Spenglers Reliefs sind eine Provokation auf mehreren Ebenen. Da wäre zum einen die Wahl des Motivs, das mit dem Entsetzen des Betrachters spielt, etwa wenn er in ein Hochhaus aus Wellpappe eine Sollbruchstelle einfügt, die zwingend an das Flugzeug erinnert, das in die Twin Towers gesteuert wurde. Weiterhin die physische Anstrengung, welche seine Werke dem Betrachter abnötigen: Wie beim "Ameisenfußball" braucht das Auge immer wieder Pausen, um dem Sirren standzuhalten. Und dann die optische Illusion, die der Künstler durch das Zusammenfügen inkohärenter Linien erzeugt und so das Gefühl vermittelt, man sei Statist in Lewis Carrols "Alice im Wunderland".

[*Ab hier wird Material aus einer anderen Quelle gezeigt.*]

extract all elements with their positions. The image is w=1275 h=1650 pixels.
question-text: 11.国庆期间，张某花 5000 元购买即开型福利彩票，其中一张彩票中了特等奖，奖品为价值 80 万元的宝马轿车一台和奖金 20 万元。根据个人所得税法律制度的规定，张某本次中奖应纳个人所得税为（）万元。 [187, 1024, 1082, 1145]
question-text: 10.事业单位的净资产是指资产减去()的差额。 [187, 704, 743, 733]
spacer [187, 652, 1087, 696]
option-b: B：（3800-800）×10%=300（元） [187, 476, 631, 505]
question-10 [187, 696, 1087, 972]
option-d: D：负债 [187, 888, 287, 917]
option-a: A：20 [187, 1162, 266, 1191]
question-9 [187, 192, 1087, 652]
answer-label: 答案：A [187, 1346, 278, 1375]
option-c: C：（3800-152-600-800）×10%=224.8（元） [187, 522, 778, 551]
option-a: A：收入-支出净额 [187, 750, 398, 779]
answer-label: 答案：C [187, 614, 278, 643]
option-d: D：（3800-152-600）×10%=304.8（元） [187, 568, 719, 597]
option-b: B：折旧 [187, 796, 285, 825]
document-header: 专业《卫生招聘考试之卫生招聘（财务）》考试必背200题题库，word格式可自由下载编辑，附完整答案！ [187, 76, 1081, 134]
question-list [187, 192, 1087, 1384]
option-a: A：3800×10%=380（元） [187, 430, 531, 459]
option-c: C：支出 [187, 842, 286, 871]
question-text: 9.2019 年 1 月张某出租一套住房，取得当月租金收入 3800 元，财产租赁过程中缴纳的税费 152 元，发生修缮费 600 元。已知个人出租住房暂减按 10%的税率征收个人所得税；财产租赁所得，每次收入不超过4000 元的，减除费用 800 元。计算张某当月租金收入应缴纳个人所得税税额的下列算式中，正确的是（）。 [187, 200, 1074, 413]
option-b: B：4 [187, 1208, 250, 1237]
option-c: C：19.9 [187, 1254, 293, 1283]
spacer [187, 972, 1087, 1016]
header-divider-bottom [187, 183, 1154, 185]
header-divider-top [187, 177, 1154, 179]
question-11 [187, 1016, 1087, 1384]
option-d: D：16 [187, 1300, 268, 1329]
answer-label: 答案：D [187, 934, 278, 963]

Ebersberg: Der Künstler Martin Spengler spielt gerne mit dem Menschenverstand.

Der Künstler Martin Spengler spielt gerne mit dem Menschenverstand.

(Foto: Christian Endt)

So zeigt ein Bild ein menschenleeres Treppenhaus. In einigen Leerstellen im Hintergrund offenbaren sich kleinere Repliken auf das Treppenhaus, schräg verdichtet und verwoben. Schnell wird klar: Hier stimmt etwas nicht. Auf diese Weise ist Spengler ganz Künstler unserer Zeit; vor allem, wenn er sagt: "Etwas zu schaffen mit großen Leerstellen ist oft schwieriger, als etwas zu überfluten."

"Martin Spengler. Reliefs und Skulpturen" in der Alten Brennerei des Kunstvereins Ebersberg, die Vernissage findet am Freitag, 19. Januar, um 19 Uhr statt.